Avec Gloria Bell, Sebastián Lelio réalise le remake de son propre long métrage, Gloria (2013), qui avait été choisi pour représenter le Chili aux Oscars 2014 dans la catégorie meilleur film étranger. Le metteur en scène explique : "J’ai bien entendu tourné Gloria sans me douter que j’allais en réaliser une nouvelle version cinq ans plus tard. Avec le recul, j’ai aujourd’hui l’impression qu’en 2013, Gloria était un peu en avance sur son temps et qu’il préfigurait, en quelque sorte, la place centrale des femmes dans notre société. Et j’ai le sentiment que cette nouvelle version est totalement ancrée dans son époque parce que nous avons eu cinq ans de débats et que l’aspiration des femmes d’un certain âge à être entendues, vues et respectées – et leur revendication à jouir de la vie – a soudain un caractère d’urgence."
Julianne Moore et John Turturro ont tous les deux joué dans le film culte des frères Coen The Big Lebowski, sorti en 1998.

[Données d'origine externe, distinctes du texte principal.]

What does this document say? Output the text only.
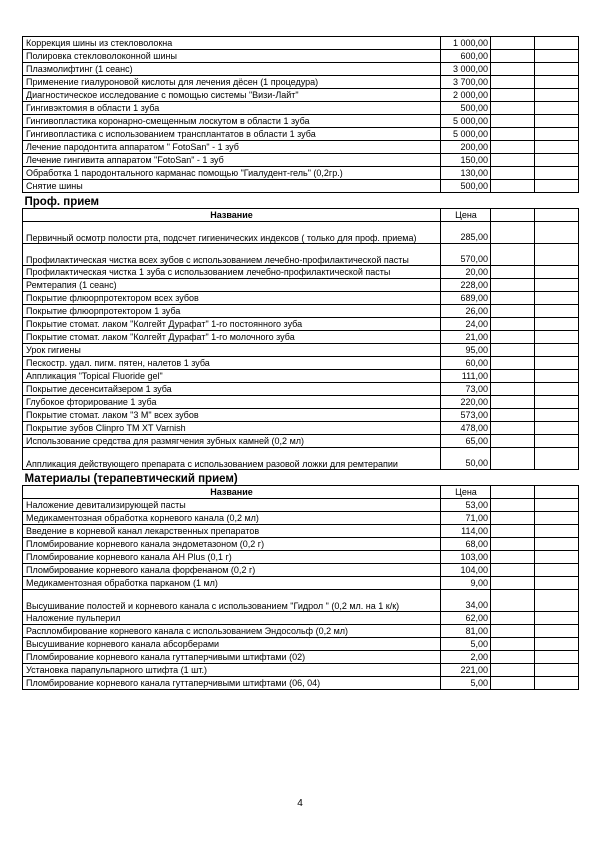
Коррекция шины из стекловолокна	1 000,00		
Полировка стекловолоконной шины	600,00		
Плазмолифтинг (1 сеанс)	3 000,00		
Применение гиалуроновой кислоты для лечения дёсен (1 процедура)	3 700,00		
Диагностическое исследование с помощью системы "Визи-Лайт"	2 000,00		
Гингивэктомия в области 1 зуба	500,00		
Гингивопластика коронарно-смещенным лоскутом в области 1 зуба	5 000,00		
Гингивопластика с использованием трансплантатов в области 1 зуба	5 000,00		
Лечение пародонтита аппаратом " FotoSan" - 1 зуб	200,00		
Лечение гингивита аппаратом "FotoSan" - 1 зуб	150,00		
Обработка 1 пародонтального карманас помощью "Гиалудент-гель" (0,2гр.)	130,00		
Снятие шины	500,00		
Проф. прием			
Название	Цена		
Первичный осмотр полости рта, подсчет гигиенических индексов ( только для проф. приема)	285,00		
Профилактическая чистка всех зубов с использованием лечебно-профилактической пасты	570,00		
Профилактическая чистка 1 зуба с использованием лечебно-профилактической пасты	20,00		
Ремтерапия (1 сеанс)	228,00		
Покрытие флюорпротектором всех зубов	689,00		
Покрытие флюорпротектором 1 зуба	26,00		
Покрытие стомат. лаком "Колгейт Дурафат" 1-го постоянного зуба	24,00		
Покрытие стомат. лаком "Колгейт Дурафат" 1-го молочного зуба	21,00		
Урок гигиены	95,00		
Пескостр. удал. пигм. пятен, налетов 1 зуба	60,00		
Аппликация "Topical Fluoride gel"	111,00		
Покрытие десенситайзером 1 зуба	73,00		
Глубокое фторирование 1 зуба	220,00		
Покрытие стомат. лаком "3 М" всех зубов	573,00		
Покрытие зубов Clinpro TM XT Varnish	478,00		
Использование средства для размягчения зубных камней (0,2 мл)	65,00		
Аппликация действующего препарата с использованием разовой ложки для ремтерапии	50,00		
Материалы (терапевтический прием)			
Название	Цена		
Наложение девитализирующей пасты	53,00		
Медикаментозная обработка корневого канала (0,2 мл)	71,00		
Введение в корневой канал лекарственных препаратов	114,00		
Пломбирование корневого канала эндометазоном (0,2 г)	68,00		
Пломбирование корневого канала AH Plus (0,1 г)	103,00		
Пломбирование корневого канала форфенаном (0,2 г)	104,00		
Медикаментозная обработка парканом (1 мл)	9,00		
Высушивание полостей и корневого канала с использованием "Гидрол " (0,2 мл. на 1 к/к)	34,00		
Наложение пульперил	62,00		
Распломбирование корневого канала с использованием Эндосольф (0,2 мл)	81,00		
Высушивание корневого канала абсорберами	5,00		
Пломбирование корневого канала гуттаперчивыми штифтами (02)	2,00		
Установка парапульпарного штифта (1 шт.)	221,00		
Пломбирование корневого канала гуттаперчивыми штифтами (06, 04)	5,00		
4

Dans le rôle principal, Julianne Moore succède à Paulina García qui avait remporté l'Ours d'argent de la meilleure actrice au Festival de Berlin 2013. Sebastián Lelio a rencontré la comédienne américaine à Paris, où elle était de passage. Il se rappelle :
"Après lui avoir expliqué que j’avais deux autres films à tourner, je lui ai demandé de me donner le temps de réécrire le scénario en anglais et de le transposer dans le contexte de Los Angeles. Après ce rendez-vous, j’étais à la fois enthousiaste et terrorisé – car qui tourne son propre remake ? Mais je pense que les tournages d’Une femme fantastique et de Désobéissance m’ont aidé car j’avais désormais le sentiment d’avoir davantage de légitimité morale à m’attaquer moi-même au remake. À donner une nouvelle vie à ce personnage grâce à une actrice épatante et à faire en sorte que cette histoire soit ancrée dans son époque. Après avoir vaincu mes appréhensions initiales à l’idée de diriger Julianne, je me suis surtout attaché à insuffler de la vie dans le film."
Pour Sebastián Lelio, Gloria Bell est une comédie musicale non assumée. Le cinéaste précise : "L’intrigue progresse au rythme de morceaux de musique et de chansons, un peu comme dans un musical. C’est un peu comme si les chansons qu’entonne Gloria et sur lesquelles elle danse révélaient d’autres aspects de sa trajectoire. Les paroles des chansons et les émotions qu’elles véhiculent font écho à son tumulte intérieur."
Sebastián Lelio ne pouvait pas filmer toutes les scènes où Julianne Moore chante au volant en une seule journée, parce que la circulation est infernale à Los Angeles et qu’il est très difficile de trouver une minute où la lumière est bonne et les arrière-plans satisfaisants. Le réalisateur se souvient :
"Quand j’ai rencontré Julianne pour la première fois, elle m’a dit à la fin de ce rendez-vous "ne t’en va pas, j’aimerais qu’on parle des chansons que Gloria est censée chanter. Accorde-moi seulement dix minutes". On s’est beaucoup amusés à l’imaginer en train de chanter les tubes d’Air Supply ou d’Olivia Newton-John. Et je dois dire qu’il n’y a pas de "plaisir coupable" dans les choix de ces chansons : elles sont toutes présentes parce que je les aime, soit pour une raison musicale, soit parce qu’elles appartiennent à un contexte culturel, soit parce qu’elles me rappellent quelque chose. Ce n’est pas par cynisme. Et il n’y a aucune ironie dans le choix de ces musiques : elles sont importantes pour Gloria, mais je les aime, moi aussi, si bien qu’elles contribuent à l’énergie qui se dégage du film et des scènes."